No, this isn’t a weird 70s TV game show. It’s real life.
As you know, we completed our home study and have had an active foster care license since early August. (Why do we have a foster care license if we’re adopting? Read the answer to that question here.)
Now we are in “the matching process.” This time consists of a LOT of reading and waiting, emailing and waiting, meeting and waiting. It’s not something you hear a lot about until you’re in it, so I thought I’d explain in detail how it works. Vocab words are shown in italics.
- Read a 3-5 sentence public narrative about a child that highlights their strengths, personality traits, and favorite things.
- Decide to request the private narrative for this child, which contains anywhere from one sentence to ten paragraphs about their personal background, care needs, and ideal family structure.
- Let your worker know whether or not you would like to submit your home study for this child, meaning have your worker send your home study document to the child’s worker. You might not want to, and the process could stop here.
- Wait anywhere from a week to forever to hear back from the child’s worker about whether they would like to set up a match meeting with you about this child. If they do, schedule the match meeting, typically for 1-3 weeks out. Sometimes they also send a longer file about the child. After reading this file, you might determine that you would not be a good fit to parent this child, and the process could stop here.
- Have a match meeting, which is an initial meeting typically in your home, with members of the child’s team, such as their social worker, child-specific recruiter, agency representative, etc. Each child’s team looks different, but they always have a social worker. This meeting lasts approximately 1-2 hours and is an opportunity to hear an overview of the child’s history, current living situation, birth family contact, specific challenges, and more about their personality and future forecast.
- Decide after the match meeting whether or not you would like to move forward into collateral meetings for this child. The child’s team is also deciding which family they would like to have collateral meetings with as well (which means you might say yes, but they might not, and the process could stop here). Here’s the really intimidating part: if you choose to move forward into collaterals for a child, you cannot accept any other match meetings for children until the collateral process has ended, either with a placement or a “no, it’s not the right fit.”

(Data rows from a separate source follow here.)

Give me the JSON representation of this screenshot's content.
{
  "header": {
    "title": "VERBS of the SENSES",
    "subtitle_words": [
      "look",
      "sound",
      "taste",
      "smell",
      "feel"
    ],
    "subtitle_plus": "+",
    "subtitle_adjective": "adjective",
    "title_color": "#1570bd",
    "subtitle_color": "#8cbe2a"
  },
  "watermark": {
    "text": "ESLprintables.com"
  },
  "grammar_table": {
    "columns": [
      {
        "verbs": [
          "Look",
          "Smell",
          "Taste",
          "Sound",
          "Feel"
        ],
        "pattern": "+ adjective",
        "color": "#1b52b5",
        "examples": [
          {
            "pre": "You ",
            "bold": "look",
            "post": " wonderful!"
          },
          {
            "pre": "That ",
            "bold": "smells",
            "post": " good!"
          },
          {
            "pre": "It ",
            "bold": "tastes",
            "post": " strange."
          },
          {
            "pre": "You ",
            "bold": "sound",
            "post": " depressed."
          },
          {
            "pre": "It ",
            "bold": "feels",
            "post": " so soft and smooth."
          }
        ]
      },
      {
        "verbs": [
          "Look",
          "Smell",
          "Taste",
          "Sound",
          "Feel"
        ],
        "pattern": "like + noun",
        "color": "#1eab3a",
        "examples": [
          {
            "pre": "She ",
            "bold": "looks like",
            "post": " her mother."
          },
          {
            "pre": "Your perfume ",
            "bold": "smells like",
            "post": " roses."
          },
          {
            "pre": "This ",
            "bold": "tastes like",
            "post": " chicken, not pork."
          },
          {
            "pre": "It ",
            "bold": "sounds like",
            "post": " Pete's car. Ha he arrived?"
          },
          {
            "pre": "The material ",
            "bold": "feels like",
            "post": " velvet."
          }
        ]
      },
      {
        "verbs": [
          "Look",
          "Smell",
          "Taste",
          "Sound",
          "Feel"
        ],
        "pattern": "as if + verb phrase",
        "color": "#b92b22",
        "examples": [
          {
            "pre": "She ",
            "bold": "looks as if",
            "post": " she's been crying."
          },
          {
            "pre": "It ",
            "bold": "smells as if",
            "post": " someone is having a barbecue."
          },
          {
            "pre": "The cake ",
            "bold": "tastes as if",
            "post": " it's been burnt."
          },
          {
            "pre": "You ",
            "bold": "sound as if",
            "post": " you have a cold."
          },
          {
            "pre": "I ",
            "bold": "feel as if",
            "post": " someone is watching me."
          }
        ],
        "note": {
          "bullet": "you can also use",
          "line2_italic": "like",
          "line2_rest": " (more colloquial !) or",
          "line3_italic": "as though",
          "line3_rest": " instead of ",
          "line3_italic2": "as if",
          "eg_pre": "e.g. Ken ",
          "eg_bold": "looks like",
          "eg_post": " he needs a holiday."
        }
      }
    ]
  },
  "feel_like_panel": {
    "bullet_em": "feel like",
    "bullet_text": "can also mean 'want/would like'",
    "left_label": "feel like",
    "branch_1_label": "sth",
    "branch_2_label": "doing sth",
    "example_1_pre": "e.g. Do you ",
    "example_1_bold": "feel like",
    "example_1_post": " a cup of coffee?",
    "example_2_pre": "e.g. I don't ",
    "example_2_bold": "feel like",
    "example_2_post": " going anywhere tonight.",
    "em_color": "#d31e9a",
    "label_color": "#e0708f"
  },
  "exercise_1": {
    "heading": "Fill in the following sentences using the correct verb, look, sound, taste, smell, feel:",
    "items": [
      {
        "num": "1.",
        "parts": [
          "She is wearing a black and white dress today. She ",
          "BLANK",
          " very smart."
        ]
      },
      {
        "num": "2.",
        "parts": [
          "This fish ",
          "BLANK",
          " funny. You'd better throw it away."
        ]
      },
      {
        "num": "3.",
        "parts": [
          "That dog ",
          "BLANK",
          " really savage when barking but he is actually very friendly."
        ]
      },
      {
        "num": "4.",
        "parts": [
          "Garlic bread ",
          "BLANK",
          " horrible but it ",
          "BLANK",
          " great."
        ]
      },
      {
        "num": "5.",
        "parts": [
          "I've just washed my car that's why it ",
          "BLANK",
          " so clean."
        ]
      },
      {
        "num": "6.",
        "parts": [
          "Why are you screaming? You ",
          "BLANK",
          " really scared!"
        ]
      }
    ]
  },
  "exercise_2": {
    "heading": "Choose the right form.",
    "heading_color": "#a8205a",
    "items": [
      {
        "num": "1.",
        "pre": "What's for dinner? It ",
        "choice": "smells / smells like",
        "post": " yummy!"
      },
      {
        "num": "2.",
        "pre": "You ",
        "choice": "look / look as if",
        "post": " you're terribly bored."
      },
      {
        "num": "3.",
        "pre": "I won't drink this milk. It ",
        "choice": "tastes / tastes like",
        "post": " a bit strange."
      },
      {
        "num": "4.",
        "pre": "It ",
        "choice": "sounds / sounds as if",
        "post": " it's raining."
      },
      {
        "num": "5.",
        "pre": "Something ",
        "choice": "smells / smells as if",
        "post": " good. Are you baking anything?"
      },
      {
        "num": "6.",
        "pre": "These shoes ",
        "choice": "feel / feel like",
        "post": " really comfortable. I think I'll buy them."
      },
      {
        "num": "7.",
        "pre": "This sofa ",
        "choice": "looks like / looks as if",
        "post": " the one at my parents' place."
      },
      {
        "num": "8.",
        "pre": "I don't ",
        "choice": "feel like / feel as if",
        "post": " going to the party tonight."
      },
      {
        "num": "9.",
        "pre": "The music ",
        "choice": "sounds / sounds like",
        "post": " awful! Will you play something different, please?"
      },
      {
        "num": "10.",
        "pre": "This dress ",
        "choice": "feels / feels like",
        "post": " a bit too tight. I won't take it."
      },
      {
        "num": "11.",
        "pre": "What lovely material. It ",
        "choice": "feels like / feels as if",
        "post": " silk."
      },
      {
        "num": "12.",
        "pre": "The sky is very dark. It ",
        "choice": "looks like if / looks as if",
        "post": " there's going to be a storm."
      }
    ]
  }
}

- If everybody likes each other so far, start collateral meetings. These meetings are the potential adoptive parents meeting with the child’s current foster parents, therapist, teachers, school specialists, other workers, etc. in order to determine fit and gather more information about the child. This process could take anywhere from a few weeks to a few months. If at any time you or the child’s team decide this is not a good fit, the process could stop here.
- If, at the end of collateral meetings, the family and the child’s team still feel the match is the right fit, say YES and make a transition plan for the child to move into your home. This typically consists of several visits of increasing length, ending in a full move. Depending on the age, distance, and needs of the child, this transition might be put on hold until a break from school or a discharge from a residential treatment center.
- The HOPE is that all of the work that’s been done ahead of time to determine a good match results in a successful placement, concluding with an adoption finalization 3-12 months after the child is placed in the home. However, in very rare instances, something goes wrong and the child is not able to remain with their pre-adoptive family. This situation is called an adoption disruption.
Keep in mind that you could be at various stages of this process with multiple children, or if a child’s team is too overloaded or already further along in the process with a different family, you might never hear back from them. In between every step, there is waiting, discussing, praying, and incessant email checking (maybe that’s just me).
Each time we move forward with a kiddo, we have to make room in our hearts and minds for that child, picture them as a member of our family, assess whether we are prepared to parent them well, all the while knowing that at any stage our journey with them could end. Each narrative, each meeting, each imagining, there is a delicate balance between overflowing with excitement and sandbagging your heart against the flood of feelings.
I am learning lessons (or resisting lessons) about patience and uncertainty. I am grieving a child’s trauma even when in the same moment I am having to say that no, we aren’t able to parent them through it. I am praying, child by child, that even though we weren’t the right family for them, that they will be watched over, loved, cared for, protected, and valued for exactly who they are. I am praying that each “no” gets us one step closer to “yes” for our future child, who is out there, needing us.
Praying that the right family is out there.
Mourning that ours wasn’t the one.
Dusting myself off and getting back in the match game.